Expected -22 WTFs



  • How to reproduce it? Simple...

    void *whatever;
    (*whatever)(0, 0);

    Created by accident when refactoring, rewriting, making big mess from ugly code...


  • Winner of the 2016 Presidential Election

    @viraptor said:

    void *whatever;
    (*whatever)(0, 0);

    Can you dereference a void pointer like that (especially an uninitialized one)?  This looks like the infamous "undefined behavior" I'm always hearing about.  Things like this make me glad I've moved on to managed code.  It precludes several broad classes of WTF.



  • This looks like the output of MS cl.exe, which version has this bug? Just tried with 14.0.50727.42, it shows the correct number of arguments (2).

     
    @joe.edwards@imaginuity.com said:

    Can you dereference a void pointer like that (especially an uninitialized one)?  This looks like the infamous "undefined behavior" I'm always hearing about.  Things like this make me glad I've moved on to managed code.  It precludes several broad classes of WTF.

    You can't, which is why the compiler throws an error, there's no undefined behavior here.



  • @Reweave said:

    This looks like the output of MS cl.exe, which version has this bug?

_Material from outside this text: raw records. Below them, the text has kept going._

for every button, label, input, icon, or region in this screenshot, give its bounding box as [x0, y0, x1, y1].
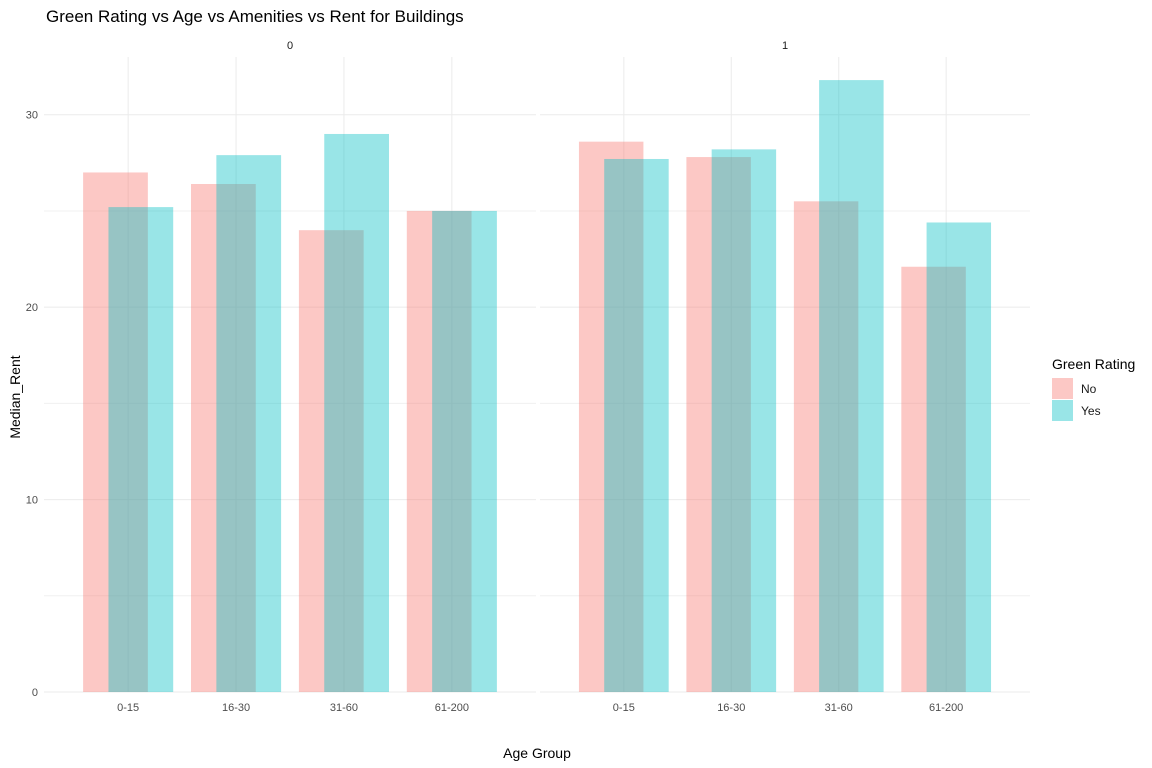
x-axis-title: Age Group	[503, 745, 571, 761]
bar-no-61-200	[901, 266, 966, 692]
bar-yes-61-200	[926, 222, 992, 692]
chart-title: Green Rating vs Age vs Amenities vs Rent…	[46, 7, 464, 26]
bar-yes-0-15	[108, 207, 174, 692]
bar-no-0-15	[578, 141, 644, 692]
facet-strip-label: 1	[782, 40, 788, 52]
y-tick-label: 0	[32, 687, 38, 699]
legend: Green Rating No Yes	[1052, 356, 1135, 421]
x-tick-label: 16-30	[222, 702, 250, 714]
facet-panel-1: 1 0-15 16-30 31-60 61-200	[540, 40, 1030, 714]
y-axis-title: Median_Rent	[7, 355, 23, 438]
x-tick-label: 16-30	[717, 702, 745, 714]
x-tick-label: 31-60	[330, 702, 358, 714]
y-tick-label: 20	[26, 302, 38, 314]
y-tick-label: 30	[26, 110, 38, 122]
facet-panel-0: 0 0-15 16-30 31-60 61-200 0 10 20 30	[26, 40, 536, 714]
legend-label-no: No	[1081, 382, 1097, 396]
x-tick-label: 0-15	[613, 702, 635, 714]
bar-no-31-60	[793, 201, 859, 692]
legend-key-yes	[1052, 400, 1073, 421]
bar-yes-0-15	[604, 158, 669, 692]
x-tick-label: 61-200	[435, 702, 469, 714]
bar-no-61-200	[406, 210, 472, 692]
bar-no-31-60	[298, 230, 364, 692]
legend-label-yes: Yes	[1081, 404, 1101, 418]
legend-key-no	[1052, 378, 1073, 399]
y-tick-label: 10	[26, 495, 38, 507]
bar-yes-31-60	[324, 133, 389, 692]
bar-yes-16-30	[216, 155, 282, 693]
bar-no-16-30	[686, 157, 751, 692]
x-tick-label: 31-60	[825, 702, 853, 714]
bar-yes-16-30	[711, 149, 777, 692]
bar-yes-61-200	[432, 210, 497, 692]
bar-no-0-15	[83, 172, 148, 693]
x-tick-label: 0-15	[117, 702, 139, 714]
x-tick-label: 61-200	[929, 702, 963, 714]
bar-no-16-30	[191, 184, 256, 692]
legend-title: Green Rating	[1052, 356, 1135, 372]
facet-strip-label: 0	[287, 40, 293, 52]
bar-yes-31-60	[819, 80, 884, 692]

Just tried with 14.0.50727.42, it shows the correct number of arguments (2).


    @joe.edwards@imaginuity.com said:

    Can you dereference a void pointer like that (especially an uninitialized one)?  This looks like the infamous "undefined behavior" I'm always hearing about.  Things like this make me glad I've moved on to managed code.  It precludes several broad classes of WTF.

    You can't, which is why the compiler throws an error, there's no undefined behavior here.

     

    You can't, but just to clarify, it has nothing to do with whether or not the pointer was initialized (a decent compiler may give a warning if you use an uninitialized pointer, but it's not illegal to do so).



  •  @??? said:

    Filed under: whythehellshouldwetagtextposts



  • " It precludes several broad classes of WTF."

     But, as compensation, provides copious WTFs in the area of performance.



  • @Morbii said:

    @Reweave said:

    @joe.edwards@imaginuity.com said:

    Can you dereference a void pointer like that (especially an uninitialized one)?  This looks like the infamous "undefined behavior" I'm always hearing about.

    You can't, which is why the compiler throws an error, there's no undefined behavior here.

    You can't, but just to clarify, it has nothing to do with whether or not the pointer was initialized (a decent compiler may give a warning if you use an uninitialized pointer, but it's not illegal to do so).

    Dereferencing a pointer-to-void has implicitly undefined behavior, because of the definition of the indirection operator.  ISO 9899-1999 6.5.3.2 #4, which defines the result of the * operator, only covers pointer-to-function and pointer-to-object types as operands.  "void *" is an incomplete pointer type, so it is neither, so the behavior is not defined.  Morbii is correct that initialization is irrelevant in this case; Reweave is incorrect about the lack of UB.

    However, undefined behavior only applies during execution, not during translation, so the odd diagnostic from the compiler can't be ascribed to UB.

    There is a constraint violation: the pointer in question is not a pointer to function type, so it can't be the operand of the function-call operator (6.5.2.2 #1).  A conforming implementation must emit at least one diagnostic when translating a source file that contains at least one constraint violation.  Since the standard has no quality requirements for diagnostics, however, the one shown by the OP is perfectly conforming.  "Your program contains 0 errors" would be conforming, too, regardless of how many errors were found.

    (Strangely, applying the * operator to a void* operand is not a constraint violation, though applying the "[]" array-subscripting operator is.  I think that's because the "&" address-of operator and the * operator are defined to cancel one another out, regardless of the validity of the operand, as long as the operand is a pointer type.  So "void *foo = 0; &*&*foo;" is valid, though it has no side effects.  & cancels out [], too, but the result still has implicit pointer arithmetic, which is not defined for void pointers.)

    I'm afraid Morbii's wrong about whether it's "illegal" to dereference an uninitialized pointer, if by "illegal" we mean "invokes undefined behavior".  Any use of the value of an uninitialized variable invokes UB, and any use of the indirection operator with an operand that has an invalid value invokes UB.
     



  • @MichaelWojcik said:

    @Reweave said:

    @joe.edwards@imaginuity.com said:

    Can you dereference a void pointer like that (especially an uninitialized one)?  This looks like the infamous "undefined behavior" I'm always hearing about.

    You can't, which is why the compiler throws an error, there's no undefined behavior here.

    Dereferencing a pointer-to-void has implicitly undefined behavior, because of the definition of the indirection operator.  ISO 9899-1999 6.5.3.2 #4, which defines the result of the * operator, only covers pointer-to-function and pointer-to-object types as operands.  "void *" is an incomplete pointer type, so it is neither, so the behavior is not defined.

    Shows what I know. I thought it was not valid, thanks for correcting.